Я любила над книжкой поплакать . Аксаковский «Аленький цветочек», выученный наизусть, неизменно вызывал ужас, что чудовище погибнет. «Козетта» Виктора Гюго входила в число многократно перечитываемых, как и те книжки, где был детский приют («Оливер Твист»), сиротство (Гектор Мало «Без семьи», чеховский «Ванька»), угнетаемые негры («Хижина дяди Тома»), «Маленький оборвыш» Гринвуда или что-то в этом роде. Отдельно хочу сказать о шолом-алейхемовском «Мальчике Мотле» не только потому, что это, и на мой сегодняшний взгляд, великая книга, но и потому, что именно на ней я впервые задумалась о своих еврейских корнях. Мальчик Мотл своей речью, интонациями и многими неуловимыми чертами напоминал мне деда Исаака.
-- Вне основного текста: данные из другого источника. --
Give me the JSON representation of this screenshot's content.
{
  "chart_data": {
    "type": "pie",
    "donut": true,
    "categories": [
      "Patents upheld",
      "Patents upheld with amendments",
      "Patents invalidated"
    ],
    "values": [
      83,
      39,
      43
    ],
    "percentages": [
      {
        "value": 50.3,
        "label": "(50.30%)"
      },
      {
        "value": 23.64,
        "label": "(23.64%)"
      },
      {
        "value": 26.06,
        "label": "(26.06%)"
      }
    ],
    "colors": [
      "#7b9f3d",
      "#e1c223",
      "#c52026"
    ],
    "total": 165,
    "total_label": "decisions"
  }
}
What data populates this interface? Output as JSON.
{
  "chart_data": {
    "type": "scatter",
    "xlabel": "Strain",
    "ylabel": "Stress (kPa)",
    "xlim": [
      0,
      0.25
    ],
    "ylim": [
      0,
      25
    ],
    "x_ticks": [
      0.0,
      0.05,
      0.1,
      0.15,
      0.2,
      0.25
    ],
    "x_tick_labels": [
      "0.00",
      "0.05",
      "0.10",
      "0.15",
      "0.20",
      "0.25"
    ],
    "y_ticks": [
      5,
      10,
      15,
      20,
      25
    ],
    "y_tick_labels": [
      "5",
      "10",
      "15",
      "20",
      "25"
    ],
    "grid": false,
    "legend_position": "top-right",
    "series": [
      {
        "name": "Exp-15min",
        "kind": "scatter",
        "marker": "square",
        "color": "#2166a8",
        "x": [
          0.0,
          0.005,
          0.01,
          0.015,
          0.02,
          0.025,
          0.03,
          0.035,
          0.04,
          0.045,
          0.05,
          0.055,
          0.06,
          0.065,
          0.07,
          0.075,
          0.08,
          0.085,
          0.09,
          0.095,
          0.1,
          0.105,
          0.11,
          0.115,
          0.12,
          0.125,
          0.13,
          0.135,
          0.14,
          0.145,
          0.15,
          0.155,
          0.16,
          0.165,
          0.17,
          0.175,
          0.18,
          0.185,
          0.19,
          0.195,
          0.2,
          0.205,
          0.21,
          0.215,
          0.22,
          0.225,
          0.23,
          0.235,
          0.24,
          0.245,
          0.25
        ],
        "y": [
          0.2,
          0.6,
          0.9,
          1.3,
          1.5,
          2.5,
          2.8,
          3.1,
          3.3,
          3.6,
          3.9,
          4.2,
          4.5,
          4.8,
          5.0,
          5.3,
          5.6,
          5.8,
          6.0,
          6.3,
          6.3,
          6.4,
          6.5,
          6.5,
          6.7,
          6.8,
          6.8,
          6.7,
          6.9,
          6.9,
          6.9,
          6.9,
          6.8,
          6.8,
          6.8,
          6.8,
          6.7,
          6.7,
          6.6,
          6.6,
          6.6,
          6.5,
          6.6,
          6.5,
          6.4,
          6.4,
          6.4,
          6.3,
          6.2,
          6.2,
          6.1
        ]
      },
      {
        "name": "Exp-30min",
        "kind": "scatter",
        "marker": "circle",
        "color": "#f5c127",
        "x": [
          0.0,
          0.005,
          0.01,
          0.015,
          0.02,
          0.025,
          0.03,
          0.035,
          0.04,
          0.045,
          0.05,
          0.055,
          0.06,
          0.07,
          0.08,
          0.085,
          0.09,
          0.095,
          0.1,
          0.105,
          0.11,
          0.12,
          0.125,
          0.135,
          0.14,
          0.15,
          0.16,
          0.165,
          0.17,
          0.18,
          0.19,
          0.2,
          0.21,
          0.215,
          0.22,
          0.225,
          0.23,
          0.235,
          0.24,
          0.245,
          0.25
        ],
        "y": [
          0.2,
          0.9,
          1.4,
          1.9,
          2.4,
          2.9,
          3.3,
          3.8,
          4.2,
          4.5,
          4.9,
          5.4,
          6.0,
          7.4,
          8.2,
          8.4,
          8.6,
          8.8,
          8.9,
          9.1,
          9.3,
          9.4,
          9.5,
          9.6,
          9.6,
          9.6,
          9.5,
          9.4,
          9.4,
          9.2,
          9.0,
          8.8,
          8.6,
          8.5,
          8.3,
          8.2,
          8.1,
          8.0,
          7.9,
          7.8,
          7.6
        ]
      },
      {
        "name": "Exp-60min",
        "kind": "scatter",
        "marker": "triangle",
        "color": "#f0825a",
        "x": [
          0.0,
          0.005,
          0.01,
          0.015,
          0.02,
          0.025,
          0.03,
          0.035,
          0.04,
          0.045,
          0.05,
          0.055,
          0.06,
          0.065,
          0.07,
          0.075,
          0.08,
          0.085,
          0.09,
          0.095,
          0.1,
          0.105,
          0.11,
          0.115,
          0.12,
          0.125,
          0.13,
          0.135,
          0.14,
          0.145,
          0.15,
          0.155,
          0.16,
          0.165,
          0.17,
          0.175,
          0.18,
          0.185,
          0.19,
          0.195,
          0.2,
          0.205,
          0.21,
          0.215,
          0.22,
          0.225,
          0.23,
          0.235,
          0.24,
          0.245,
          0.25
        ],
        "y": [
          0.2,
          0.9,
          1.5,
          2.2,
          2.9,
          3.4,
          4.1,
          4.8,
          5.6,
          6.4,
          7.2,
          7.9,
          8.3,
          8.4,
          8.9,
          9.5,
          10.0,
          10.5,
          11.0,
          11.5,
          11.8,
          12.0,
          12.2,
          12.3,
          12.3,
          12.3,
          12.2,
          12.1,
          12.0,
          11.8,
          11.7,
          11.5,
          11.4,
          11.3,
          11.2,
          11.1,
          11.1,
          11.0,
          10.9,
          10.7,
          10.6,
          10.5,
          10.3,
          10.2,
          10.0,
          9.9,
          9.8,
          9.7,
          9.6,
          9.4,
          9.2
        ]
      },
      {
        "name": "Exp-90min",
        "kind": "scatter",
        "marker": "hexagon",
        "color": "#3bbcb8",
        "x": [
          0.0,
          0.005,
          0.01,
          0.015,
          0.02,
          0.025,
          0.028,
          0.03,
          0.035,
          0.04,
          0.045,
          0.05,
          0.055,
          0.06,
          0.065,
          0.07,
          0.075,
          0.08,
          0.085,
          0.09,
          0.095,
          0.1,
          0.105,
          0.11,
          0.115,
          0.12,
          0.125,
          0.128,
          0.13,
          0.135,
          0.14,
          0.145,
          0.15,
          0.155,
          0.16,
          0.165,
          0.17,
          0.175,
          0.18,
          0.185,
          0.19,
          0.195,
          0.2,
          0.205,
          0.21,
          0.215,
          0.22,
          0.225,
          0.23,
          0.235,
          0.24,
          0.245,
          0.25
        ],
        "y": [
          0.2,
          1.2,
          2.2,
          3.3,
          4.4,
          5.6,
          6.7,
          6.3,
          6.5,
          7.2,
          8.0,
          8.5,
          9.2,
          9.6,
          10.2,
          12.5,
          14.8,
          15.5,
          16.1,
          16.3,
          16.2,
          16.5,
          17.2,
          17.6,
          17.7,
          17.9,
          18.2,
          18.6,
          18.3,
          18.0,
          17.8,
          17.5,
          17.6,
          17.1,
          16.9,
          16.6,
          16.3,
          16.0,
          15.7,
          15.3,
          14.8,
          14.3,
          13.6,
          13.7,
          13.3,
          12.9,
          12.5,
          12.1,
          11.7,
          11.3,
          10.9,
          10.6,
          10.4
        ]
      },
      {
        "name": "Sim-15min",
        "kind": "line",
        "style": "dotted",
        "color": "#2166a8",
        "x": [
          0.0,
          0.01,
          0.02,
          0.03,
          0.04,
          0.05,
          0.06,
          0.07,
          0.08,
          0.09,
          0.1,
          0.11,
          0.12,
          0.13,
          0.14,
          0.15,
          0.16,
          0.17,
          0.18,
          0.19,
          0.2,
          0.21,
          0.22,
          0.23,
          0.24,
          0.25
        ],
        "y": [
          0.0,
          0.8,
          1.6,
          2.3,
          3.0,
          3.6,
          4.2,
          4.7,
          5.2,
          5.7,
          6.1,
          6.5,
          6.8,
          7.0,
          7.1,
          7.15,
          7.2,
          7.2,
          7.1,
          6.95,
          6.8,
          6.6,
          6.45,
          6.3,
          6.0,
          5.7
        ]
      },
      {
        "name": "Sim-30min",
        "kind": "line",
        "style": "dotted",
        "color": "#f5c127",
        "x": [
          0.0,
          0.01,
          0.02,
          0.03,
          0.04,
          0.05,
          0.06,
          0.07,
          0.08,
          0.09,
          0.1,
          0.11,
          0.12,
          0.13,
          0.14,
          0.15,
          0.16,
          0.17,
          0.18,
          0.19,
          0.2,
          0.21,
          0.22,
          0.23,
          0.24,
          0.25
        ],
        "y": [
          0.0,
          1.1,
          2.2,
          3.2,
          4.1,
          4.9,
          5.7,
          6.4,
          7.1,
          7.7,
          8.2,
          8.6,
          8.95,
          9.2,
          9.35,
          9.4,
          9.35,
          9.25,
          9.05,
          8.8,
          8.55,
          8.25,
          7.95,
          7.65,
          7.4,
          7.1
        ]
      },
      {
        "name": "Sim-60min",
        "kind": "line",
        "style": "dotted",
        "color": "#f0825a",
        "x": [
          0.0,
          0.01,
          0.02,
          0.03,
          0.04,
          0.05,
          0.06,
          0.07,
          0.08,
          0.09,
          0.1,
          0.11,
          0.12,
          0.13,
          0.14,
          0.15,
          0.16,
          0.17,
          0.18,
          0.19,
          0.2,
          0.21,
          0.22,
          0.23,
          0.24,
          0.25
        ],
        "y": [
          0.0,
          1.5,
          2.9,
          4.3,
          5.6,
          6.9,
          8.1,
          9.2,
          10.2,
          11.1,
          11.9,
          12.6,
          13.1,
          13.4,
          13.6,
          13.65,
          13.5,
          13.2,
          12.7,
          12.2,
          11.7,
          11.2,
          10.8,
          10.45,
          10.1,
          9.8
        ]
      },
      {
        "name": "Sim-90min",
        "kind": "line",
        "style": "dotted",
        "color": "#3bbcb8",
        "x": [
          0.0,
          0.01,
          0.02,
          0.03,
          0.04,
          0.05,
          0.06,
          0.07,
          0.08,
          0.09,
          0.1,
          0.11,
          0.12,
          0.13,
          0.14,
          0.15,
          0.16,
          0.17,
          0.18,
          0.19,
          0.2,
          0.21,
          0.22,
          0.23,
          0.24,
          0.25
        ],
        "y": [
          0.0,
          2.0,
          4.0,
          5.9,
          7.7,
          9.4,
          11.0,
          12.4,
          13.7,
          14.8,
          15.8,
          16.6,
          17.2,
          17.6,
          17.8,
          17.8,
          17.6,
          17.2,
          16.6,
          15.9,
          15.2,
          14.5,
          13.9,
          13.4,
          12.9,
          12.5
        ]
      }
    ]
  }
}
Как ни странно, в эту же категорию «поплакать» входил «Дон Кихот», конечно, адаптированный. Я стала искать в Интернете автора пересказа для детей, но вместо этого наткнулась на цитату из Генриха Гейне: «Сердце мое готово было разорваться, когда я читал о том, как благородный рыцарь, оглушенный и весь смятый, лежал на земле и, не поднимая забрала, словно из могилы, говорил победителю слабым умирающим голосом: «“Дульсинея Тобосская – самая прекрасная женщина в мире, а я самый несчастный рыцарь на свете, но мое бессилие не должно поколебать эту истину”» . «Хитроумного идальго» трудно назвать «маленьким человеком», но по силе испытанного сострадания он сопоставим для меня только с Акакием Акакиевичем. Его было безумно жаль, и как никому из литературных героев хотелось ему помочь, а «Шинель» я и сейчас читать без слез не могу. Раз уж я раскрываю градус своей читательской чувствительности, не постыжусь, нарываясь на упреки, включить в этот ряд ослика Иа-Иа, типологически им родственного и вызывающего то же душераздирающее сочувствие.